Nell’agenzia pubblicitaria Lewis, Roberts+Roberts troviamo, oltre al fondatore Simon Roberts (Robin Williams), la figlia Sydney (Sarah Michelle Gellar) come direttrice creativa, il copywriter sciupafemmine Zach Cropper (James Wolk), il direttore artistico Andrew Kennedy (Hamish Linklater) e Lauren Slotsky (Amanda Setton), affascinante curatrice editoriale.

Il parere del divano

Nel complesso il mix è godibile; certo, non è facile emergere con una prima stella come Robin Williams ma il resto del cast riesce comunque a regalare emozioni “moderate”.

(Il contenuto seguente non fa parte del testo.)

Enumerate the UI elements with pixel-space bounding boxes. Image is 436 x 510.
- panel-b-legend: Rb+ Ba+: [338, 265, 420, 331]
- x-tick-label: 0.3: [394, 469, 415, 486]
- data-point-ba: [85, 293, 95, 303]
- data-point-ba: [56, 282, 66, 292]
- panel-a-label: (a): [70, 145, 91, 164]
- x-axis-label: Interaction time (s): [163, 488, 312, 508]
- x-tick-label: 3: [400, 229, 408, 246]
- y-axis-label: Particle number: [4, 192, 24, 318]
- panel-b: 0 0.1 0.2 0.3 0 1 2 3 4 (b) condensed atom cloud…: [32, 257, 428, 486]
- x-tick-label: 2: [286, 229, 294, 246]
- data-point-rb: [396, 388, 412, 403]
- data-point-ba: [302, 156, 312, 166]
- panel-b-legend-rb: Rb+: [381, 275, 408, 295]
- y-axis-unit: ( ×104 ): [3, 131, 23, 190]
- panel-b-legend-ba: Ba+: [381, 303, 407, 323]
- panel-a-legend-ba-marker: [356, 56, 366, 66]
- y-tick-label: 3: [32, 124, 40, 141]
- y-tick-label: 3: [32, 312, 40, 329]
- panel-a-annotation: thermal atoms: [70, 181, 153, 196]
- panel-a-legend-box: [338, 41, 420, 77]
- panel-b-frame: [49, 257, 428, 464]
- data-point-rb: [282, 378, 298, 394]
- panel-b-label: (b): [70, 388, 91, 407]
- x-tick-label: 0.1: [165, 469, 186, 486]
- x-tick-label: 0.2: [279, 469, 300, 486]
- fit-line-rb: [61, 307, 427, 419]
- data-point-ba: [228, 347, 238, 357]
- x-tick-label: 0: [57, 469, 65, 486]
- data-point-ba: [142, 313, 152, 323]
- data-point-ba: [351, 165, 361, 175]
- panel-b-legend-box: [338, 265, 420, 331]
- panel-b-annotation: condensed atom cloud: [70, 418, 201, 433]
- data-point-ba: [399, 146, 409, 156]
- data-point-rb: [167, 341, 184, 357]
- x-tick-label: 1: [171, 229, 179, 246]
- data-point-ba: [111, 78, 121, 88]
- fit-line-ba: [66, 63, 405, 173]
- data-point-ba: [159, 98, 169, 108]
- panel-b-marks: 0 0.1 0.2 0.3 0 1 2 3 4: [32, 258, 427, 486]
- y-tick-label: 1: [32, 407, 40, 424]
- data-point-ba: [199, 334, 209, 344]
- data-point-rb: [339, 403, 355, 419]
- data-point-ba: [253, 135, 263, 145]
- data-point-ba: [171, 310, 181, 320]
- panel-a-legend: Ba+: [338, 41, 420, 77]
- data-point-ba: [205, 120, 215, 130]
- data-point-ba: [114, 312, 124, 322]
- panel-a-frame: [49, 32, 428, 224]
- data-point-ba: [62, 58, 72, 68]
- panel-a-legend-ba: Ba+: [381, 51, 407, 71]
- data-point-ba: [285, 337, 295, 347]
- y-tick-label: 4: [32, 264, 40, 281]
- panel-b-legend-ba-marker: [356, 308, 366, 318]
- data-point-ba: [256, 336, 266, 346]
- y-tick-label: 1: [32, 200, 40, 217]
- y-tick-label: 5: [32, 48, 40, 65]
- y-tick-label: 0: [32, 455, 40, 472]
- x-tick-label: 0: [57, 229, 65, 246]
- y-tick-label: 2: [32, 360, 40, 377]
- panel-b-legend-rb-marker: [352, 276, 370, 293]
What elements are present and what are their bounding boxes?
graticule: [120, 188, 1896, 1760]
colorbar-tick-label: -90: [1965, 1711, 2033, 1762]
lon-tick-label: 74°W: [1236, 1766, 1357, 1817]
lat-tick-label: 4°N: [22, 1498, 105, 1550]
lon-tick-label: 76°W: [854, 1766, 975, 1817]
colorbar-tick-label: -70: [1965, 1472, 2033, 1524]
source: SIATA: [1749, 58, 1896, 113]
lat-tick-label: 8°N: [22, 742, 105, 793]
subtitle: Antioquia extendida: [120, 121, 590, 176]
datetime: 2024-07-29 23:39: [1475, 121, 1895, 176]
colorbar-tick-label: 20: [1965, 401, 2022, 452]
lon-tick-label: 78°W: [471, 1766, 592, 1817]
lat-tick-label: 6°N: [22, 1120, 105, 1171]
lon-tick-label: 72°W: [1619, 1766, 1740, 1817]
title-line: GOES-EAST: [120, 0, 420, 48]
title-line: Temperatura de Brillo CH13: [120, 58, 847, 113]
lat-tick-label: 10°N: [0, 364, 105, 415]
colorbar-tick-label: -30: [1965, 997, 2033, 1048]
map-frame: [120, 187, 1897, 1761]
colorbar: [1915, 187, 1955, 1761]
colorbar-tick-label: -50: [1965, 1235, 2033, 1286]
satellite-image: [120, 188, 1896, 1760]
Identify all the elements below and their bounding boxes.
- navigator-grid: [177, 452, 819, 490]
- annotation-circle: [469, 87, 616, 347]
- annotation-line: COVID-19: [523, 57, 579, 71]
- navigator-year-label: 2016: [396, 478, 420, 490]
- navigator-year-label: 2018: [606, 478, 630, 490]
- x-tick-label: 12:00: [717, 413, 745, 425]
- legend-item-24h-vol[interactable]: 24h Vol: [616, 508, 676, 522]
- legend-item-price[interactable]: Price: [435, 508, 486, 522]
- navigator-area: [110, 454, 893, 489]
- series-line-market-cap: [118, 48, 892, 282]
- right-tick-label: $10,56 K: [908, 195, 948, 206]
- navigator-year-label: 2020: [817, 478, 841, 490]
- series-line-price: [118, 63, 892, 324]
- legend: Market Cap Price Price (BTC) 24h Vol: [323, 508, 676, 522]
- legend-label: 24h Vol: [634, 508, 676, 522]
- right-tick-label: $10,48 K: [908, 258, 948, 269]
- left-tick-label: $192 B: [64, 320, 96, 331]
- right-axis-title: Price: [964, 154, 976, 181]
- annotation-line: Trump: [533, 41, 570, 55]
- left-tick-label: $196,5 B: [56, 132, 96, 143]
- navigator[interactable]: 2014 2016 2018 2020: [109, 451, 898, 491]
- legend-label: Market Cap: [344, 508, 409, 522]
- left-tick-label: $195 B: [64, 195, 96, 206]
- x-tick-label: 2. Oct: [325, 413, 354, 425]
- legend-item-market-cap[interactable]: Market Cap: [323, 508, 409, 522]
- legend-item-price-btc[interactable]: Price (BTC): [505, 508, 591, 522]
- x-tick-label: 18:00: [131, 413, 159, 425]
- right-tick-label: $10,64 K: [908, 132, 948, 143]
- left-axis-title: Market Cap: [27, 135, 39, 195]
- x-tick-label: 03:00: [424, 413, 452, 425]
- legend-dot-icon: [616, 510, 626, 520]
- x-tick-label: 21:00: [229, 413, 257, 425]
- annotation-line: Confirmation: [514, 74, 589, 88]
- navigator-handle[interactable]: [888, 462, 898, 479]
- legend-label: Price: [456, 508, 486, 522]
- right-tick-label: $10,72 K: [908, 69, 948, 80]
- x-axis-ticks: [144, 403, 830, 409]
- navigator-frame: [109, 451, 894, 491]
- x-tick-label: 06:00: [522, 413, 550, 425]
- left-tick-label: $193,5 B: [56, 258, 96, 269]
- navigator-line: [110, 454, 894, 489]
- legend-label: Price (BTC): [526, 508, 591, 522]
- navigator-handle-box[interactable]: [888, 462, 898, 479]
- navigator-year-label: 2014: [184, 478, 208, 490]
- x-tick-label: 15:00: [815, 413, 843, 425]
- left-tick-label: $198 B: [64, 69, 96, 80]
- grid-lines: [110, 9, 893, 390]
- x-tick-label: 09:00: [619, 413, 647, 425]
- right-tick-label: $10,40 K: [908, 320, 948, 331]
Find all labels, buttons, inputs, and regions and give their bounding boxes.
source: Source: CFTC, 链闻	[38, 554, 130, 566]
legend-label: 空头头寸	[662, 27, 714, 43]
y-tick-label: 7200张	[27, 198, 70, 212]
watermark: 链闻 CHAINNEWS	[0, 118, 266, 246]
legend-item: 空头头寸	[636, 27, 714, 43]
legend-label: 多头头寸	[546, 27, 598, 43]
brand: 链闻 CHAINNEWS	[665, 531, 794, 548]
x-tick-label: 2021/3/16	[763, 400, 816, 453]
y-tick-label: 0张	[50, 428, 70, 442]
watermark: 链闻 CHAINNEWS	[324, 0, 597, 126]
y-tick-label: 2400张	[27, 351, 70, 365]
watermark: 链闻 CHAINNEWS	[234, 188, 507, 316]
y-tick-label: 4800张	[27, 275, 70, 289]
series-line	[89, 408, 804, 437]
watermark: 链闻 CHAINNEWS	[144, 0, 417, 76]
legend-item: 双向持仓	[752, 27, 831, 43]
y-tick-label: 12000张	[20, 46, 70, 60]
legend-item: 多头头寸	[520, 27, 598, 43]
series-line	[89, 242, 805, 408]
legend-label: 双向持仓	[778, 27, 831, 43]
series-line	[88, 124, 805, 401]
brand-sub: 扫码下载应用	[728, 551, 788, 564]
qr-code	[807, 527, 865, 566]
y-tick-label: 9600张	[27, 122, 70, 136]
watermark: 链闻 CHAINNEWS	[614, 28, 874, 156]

I personaggi non vengono approfonditi particolarmente, a parte il rapporto padre e figlia tra Simon e Sydney; interessante, a metà stagione, lo scontro tra contabili e creativi con un approccio epico in cui gli americani sono maestri. Riuscirebbero a rendere spettacolare anche la stitichezza di un neonato.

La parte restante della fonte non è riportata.